Manila (ANTARA News) - Lebih dari 20 negara di Asia akan menyetujui penggunaan sosial media untuk melawan penyebaran ekstremisme, demikian rancangan pernyataan yang disiapkan menjelang puncak pertemuan keamanan pada Senin.

Para menteri luar negeri dari 10 negara anggota Perhimpunan Bangsa Asia Tenggara (ASEAN) dan dari 17 negara mitra dialog diharapkan dapat menciptakan mekanisme regional untuk mengatasi ancaman keamanan.

"Para menteri menyatakan kecaman keras atas tindakan terorisme baru-baru ini dalam segala bentuk dan manifestasinya," ujar ketua dewan dalam pernyataannya seperti yang dilihat Reuters, mencerminkan diskusi yang diharapkan di Forum Regional ASEAN di Manila.

"Mereka juga mencatat perlunya penggunaan media sosial secara penuh dan efektif untuk melawan penyebaran narasi teroris secara dalam jaringan," tambahnya

Forum Regional ASEAN diharapkan dapat berdiskusi dan menciptakan mekanisme dalam meningkatkan upaya Keamanan Teknologi Informasi dan Komunikasi. Jepang, Malaysia dan Singapura telah mengajukan diri untuk memimpin.

Filipina yang menjadi tuan rumah pertemuan ASEAN merupakan salah satu negara yang paling terkena dampak dari penyebaran ekstremisme melalui sosial media.

Pihak berwenang mengatakan bahwa ideologi radikal ISIS telah mengambil alih wilayah bagian selatan negara tersebut, dengan kelompok-kelompok lokal yang menggunakan media sosial sebagai alat utama merekrut petempur, termasuk warga Indonesia, Singapura dan Malaysia.

Pasukan tentara Filipina telah memerangi militan ISIS yang menguasai sebagian Kota Marawi yang mayoritas penduduknya merupakan warga muslim selama lebih dari dua bulan lalu.

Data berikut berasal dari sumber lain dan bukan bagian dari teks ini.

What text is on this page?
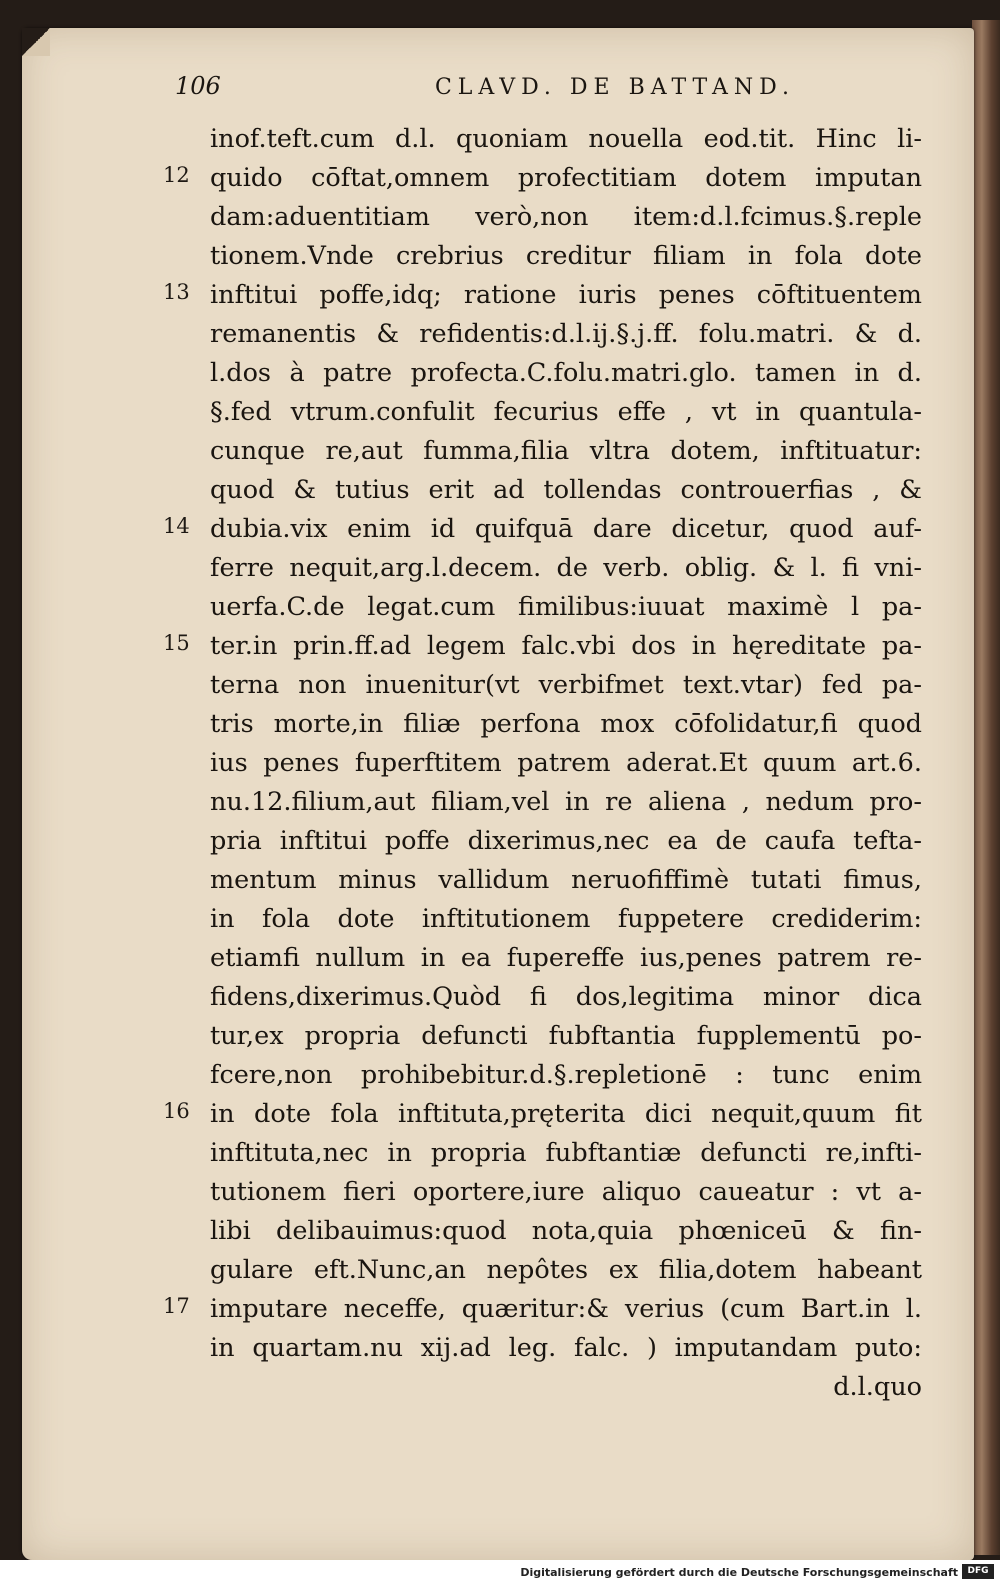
106	CLAVD. DE BATTAND.
inof.teft.cum d.l. quoniam nouella eod.tit. Hinc li-
quido cōftat,omnem profectitiam dotem imputan
dam:aduentitiam verò,non item:d.l.fcimus.§.reple
tionem.Vnde crebrius creditur filiam in fola dote
inftitui poffe,idq; ratione iuris penes cōftituentem
remanentis & refidentis:d.l.ij.§.j.ff. folu.matri. & d.
l.dos à patre profecta.C.folu.matri.glo. tamen in d.
§.fed vtrum.confulit fecurius effe , vt in quantula-
cunque re,aut fumma,filia vltra dotem, inftituatur:
quod & tutius erit ad tollendas controuerfias , &
dubia.vix enim id quifquā dare dicetur, quod auf-
ferre nequit,arg.l.decem. de verb. oblig. & l. fi vni-
uerfa.C.de legat.cum fimilibus:iuuat maximè l pa-
ter.in prin.ff.ad legem falc.vbi dos in hęreditate pa-
terna non inuenitur(vt verbifmet text.vtar) fed pa-
tris morte,in filiæ perfona mox cōfolidatur,fi quod
ius penes fuperftitem patrem aderat.Et quum art.6.
nu.12.filium,aut filiam,vel in re aliena , nedum pro-
pria inftitui poffe dixerimus,nec ea de caufa tefta-
mentum minus vallidum neruofiffimè tutati fimus,
in fola dote inftitutionem fuppetere crediderim:
etiamfi nullum in ea fupereffe ius,penes patrem re-
fidens,dixerimus.Quòd fi dos,legitima minor dica
tur,ex propria defuncti fubftantia fupplementū po-
fcere,non prohibebitur.d.§.repletionē : tunc enim
in dote fola inftituta,pręterita dici nequit,quum fit
inftituta,nec in propria fubftantiæ defuncti re,infti-
tutionem fieri oportere,iure aliquo caueatur : vt a-
libi delibauimus:quod nota,quia phœniceū & fin-
gulare eft.Nunc,an nepôtes ex filia,dotem habeant
imputare neceffe, quæritur:& verius (cum Bart.in l.
in quartam.nu xij.ad leg. falc. ) imputandam puto:
d.l.quo
12
13
14
15
16
17
Digitalisierung gefördert durch die Deutsche Forschungsgemeinschaft	DFG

Hampir 700 orang tewas dan lebih dari 400.000 orang mengungsi selama terjadi pertempuran sengit di lokasi tersebut.

Pihak berwenang Filipina percaya bahwa masalah tersebut melampaui Marawi, dan militan kemungkinan melakukan persiapan untuk menyerang kota-kota lain.

Para menteri ASEAN siap untuk bertindak, karena mereka telah menyaksikan bagaimana ekstremis mengeksploitasi media sosial untuk mempromosikan ideologi mereka, merekrut dan mengilhami mereka agar melakukan serangan, demikian menurut seorang pejabat senior kementerian luar negeri Filipina.

"Mereka menyebarkan video kekerasan di Twitter dan Facebook, serta berkomunikasi melalui aplikasi pesan Telegram," ujarnya, dan menambahkan bahwa para menteri memutuskan untuk melawan ancaman tersebut menggunakan platform yang sama.

Brigadir Jenderal Restituto Padilla, yang merupakan juru bicara militer Filipina mengatakan banyak negara membuat kemajuan dalam hal tersebut, namun ada kebutuhan bagi ASEAN untuk berbuat lebih banyak dalam mengatasi hal tersebut.

"Kita bisa melakukan lebih dari sekedar kerjasama militer tradisional," ujarnya, mengakui dukungan dari Indonesia dan Malaysia melalui pertukaran informasi dan inteljen, serta patroli perbatasan maritim yang terkoordinasi.

"Ini adalah ikatan yang sangat kuat dan kita berharap semakin meningkat, tidak hanya dengan Indonesia dan Malaysia. Tantangan yang kita hadapi di Marawi ini juga berdampak di seluruh wilayah," tutupnya.